On September 24th the court approved public filing of two redacted communications.

These communications revealed details of Konstantin Ignatov’s testimony perjury, committed at Mark Scott’s money laundering trial.

In his November 2019 witness testimony, Konstantin (right) claimed when he

landed in the US in late February 2019, he was stopped by border patrol.

Border patrol confiscated Ignatov’s phone and laptop. The laptop was returned but they kept the phone.

Konstantin hung on the laptop till he got to Las Vegas.

Konstantin went on to allege that when he

was in Las Vegas, (he) put (the laptop) into a paper trash bag with other trash items, and (he) took it to a trash bin on a busy place in the Las Vegas Strip, and (he) threw it into the trash bin there.

Turns out what he actually did was

provided the laptop (to Duncan Arthur) – so that it could be returned to OneCoin.

(Duncan Arthur) did just that, flying the computer out of the U.S. – beyond the reach of Government authorities – and returning it to Veska Ignatova, the mother of Konstantin and Ruja, at the OneCoin offices in Sofia, Bulgaria.

In the public filing, Mark Scott’s letter motion for a new trial, Duncan’s name is redacted.

We know Ignatov handed him the laptop though, owing to Arthur already having disclosed he was travelling with Ignatov at the time.

As above, Scott’s legal team also failed to redact Arthur’s name in one paragraph of their letter motion.

Upon realizing that Konstantin testified falsely, (Arthur) – who voluntarily cooperated with the Government in this investigation – contacted an investigator.

Scott’s attorney claims the DOJ “failed to disclose this instance of perjury” to them. The attorney alleges the DOJ knew of the perjury as early as June 29th, 2021.

Scott’s attorney claims he learned of the perjury directly from Arthur in July.

Why Arthur did what he did is redacted.

Scott’s attorney goes on to argue;

Konstantin’s deceit upon this Court undermines the credibility of the Government’s star witness against Mr. Scott.

His testimony was absolutely central to the Government’s evidence that Mr. Scott engaged in any kind of illegal activity.

The “interest of justice” requires the court to vacate Mr. Scott’s conviction and grant a new trial.

Does Konstantin lying about what he did with a laptop change the evidence presented against Mark Scott? No.

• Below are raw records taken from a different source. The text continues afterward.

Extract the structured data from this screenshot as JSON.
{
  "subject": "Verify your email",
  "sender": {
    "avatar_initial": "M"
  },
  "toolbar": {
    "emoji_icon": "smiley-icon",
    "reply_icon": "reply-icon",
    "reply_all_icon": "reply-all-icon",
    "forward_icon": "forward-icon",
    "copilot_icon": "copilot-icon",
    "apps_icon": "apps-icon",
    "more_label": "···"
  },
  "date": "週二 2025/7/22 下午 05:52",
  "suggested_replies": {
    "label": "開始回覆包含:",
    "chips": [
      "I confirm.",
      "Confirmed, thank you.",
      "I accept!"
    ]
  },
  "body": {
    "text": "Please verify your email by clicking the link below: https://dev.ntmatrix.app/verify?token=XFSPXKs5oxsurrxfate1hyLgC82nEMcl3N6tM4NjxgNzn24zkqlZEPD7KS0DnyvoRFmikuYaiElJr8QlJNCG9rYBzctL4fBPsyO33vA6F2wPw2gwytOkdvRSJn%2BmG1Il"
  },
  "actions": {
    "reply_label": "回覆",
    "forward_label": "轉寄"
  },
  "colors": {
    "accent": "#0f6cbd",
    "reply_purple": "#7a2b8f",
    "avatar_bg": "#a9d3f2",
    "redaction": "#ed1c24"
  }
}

It also has no bearing on Scott (right) laundering $400 million in stolen OneCoin investor funds. Or any of the evidence presented against Scott by the DOJ.

Scott’s attorney argues that Konstantin lying about the laptop “casts grave doubt on the fairness of the trial”.

In support of this they put forth another alleged instance of perjury, with respect to when Konstantin met Scott.

Konstantin testified falsely about the only occasion when he ever met Mr. Scott.

Konstantin testified to a meeting on July 20, 2016 in which Mr. Scott met Ruja Ignatova and – allegedly – Irina Dilkinska at OneCoin’s Sofia, Bulgaria office.

Given that Irina Dilkinska was allegedly in charge of supervising the laundering of OneCoin funds, her supposed presence at this meeting was a key inculpatory detail.

In dramatic fashion, Konstantin recounted how Ruja supposedly instructed him to call Irina Dilkinska into this meeting and “to make sure that everybody on this floor leaves and goes home so that Irina, Mark, and Ruja are alone.”

Konstantin testified that the following week, Dilkinska told him that “she had to stay [at the meeting] a long time … until Mark Scott understood everything that has to be done or he has to do.”

This was simply a lie. Emails from the Government’s production provided clear and compelling evidence that Dilkinska was not even in Bulgaria at the time of the meeting in question.

This claim is based on email communications, which were rejected as inadmissible hearsay at Scott’s trial.

When the DOJ questioned Konstantin about his perjury in August 2021, he stated he

didn’t think the United States Government would believe what happened to the laptop, which is why he lied.

Konstantin Ignatov doesn’t have an exact memory of why he lied about the laptop.

Konstantin Ignatov didn’t correct (the record) because he didn’t want the United States Government to think he was a liar.

In light of Ignatov’s perjury, Scott’s attorney contends information on Ignatov’s laptop “could have contained additional evidence establishing that his testimony about Dilkinska’s presence at the meeting was also fake”.

Whether Konstantin’s laptop lie overturns his conviction on a legal basis remains to be seen.

A decision on Scott’s retrial motion remains pending.